We live in the world of "big data," where more data is almost always considered better. Data is usually seen as a raw material - the stuff from which models are built and decisions are made. We may not know, see, or even care where the underlying data comes from. But sometimes our instincts run afoul of laws that decree that too much data, or data from the wrong source, is illegal. This talk is an exploration the legal concepts of ownership and provenance: how the law restricts what data we can use, and ways we can act within the law and reduce risk.
We sometimes think of data as just "facts," existing outside of any sort of ownership or legal structure. But the law doesn't always see it that way. Sometimes observations are owned by those who observe and sometimes by those who are observed. There are certain types of data, such as market-moving information, that may be legal or illegal to use depending on how you learned it.

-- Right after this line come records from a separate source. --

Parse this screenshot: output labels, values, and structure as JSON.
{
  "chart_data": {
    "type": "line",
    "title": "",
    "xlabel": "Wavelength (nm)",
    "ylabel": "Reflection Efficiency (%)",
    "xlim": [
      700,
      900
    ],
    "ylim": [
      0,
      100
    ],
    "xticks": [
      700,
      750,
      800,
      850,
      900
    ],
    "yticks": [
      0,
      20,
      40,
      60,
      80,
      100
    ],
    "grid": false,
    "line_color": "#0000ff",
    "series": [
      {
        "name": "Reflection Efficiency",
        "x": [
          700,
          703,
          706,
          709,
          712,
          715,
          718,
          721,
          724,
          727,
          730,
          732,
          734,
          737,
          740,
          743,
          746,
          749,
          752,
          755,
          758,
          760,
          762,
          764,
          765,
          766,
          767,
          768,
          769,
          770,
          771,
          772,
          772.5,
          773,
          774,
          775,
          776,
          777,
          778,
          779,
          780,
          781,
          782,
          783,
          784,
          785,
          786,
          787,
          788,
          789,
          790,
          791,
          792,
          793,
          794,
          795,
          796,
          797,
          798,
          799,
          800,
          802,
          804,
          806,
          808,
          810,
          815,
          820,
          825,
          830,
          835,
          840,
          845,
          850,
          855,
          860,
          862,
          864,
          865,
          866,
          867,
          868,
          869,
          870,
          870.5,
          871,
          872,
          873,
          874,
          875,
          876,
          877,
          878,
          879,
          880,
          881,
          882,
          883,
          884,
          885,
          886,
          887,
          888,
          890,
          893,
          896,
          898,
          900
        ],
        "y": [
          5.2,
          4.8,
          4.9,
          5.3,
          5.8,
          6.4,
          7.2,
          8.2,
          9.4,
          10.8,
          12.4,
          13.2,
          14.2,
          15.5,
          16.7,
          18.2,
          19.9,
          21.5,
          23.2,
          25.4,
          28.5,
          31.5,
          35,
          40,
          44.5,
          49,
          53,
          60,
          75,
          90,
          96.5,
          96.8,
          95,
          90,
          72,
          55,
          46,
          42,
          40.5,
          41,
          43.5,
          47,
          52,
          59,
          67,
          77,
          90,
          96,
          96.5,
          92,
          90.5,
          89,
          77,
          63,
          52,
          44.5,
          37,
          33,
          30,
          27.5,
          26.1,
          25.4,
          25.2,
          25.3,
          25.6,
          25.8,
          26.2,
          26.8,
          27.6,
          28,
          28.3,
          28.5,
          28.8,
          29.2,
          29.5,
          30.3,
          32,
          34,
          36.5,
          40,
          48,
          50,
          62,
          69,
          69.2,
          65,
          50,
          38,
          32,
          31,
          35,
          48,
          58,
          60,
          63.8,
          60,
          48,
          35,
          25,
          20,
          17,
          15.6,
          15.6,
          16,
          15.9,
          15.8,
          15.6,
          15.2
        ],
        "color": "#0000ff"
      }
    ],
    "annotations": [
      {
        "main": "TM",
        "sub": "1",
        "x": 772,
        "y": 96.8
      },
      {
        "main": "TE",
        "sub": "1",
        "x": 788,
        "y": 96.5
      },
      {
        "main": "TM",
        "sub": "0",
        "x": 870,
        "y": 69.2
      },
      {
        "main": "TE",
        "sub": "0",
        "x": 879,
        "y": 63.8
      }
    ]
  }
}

The problem is that the boundary of ownership – and the duties associated with protecting that data – change as data moves through your data pipeline. Moreover, the duties associated with the data you hold change all the time based upon both the law and our ability to combine or de-anonymize datasets.
Further, once we have established ownership, there is the difficulty of proving where we learned certain pieces of information, and tracking that metadata through a processing pipeline. We also need to build in controls into certain sorts of data applications, because there are also some types of information that are legal to use when separated, but may be illegal when brought together under certain circumstances.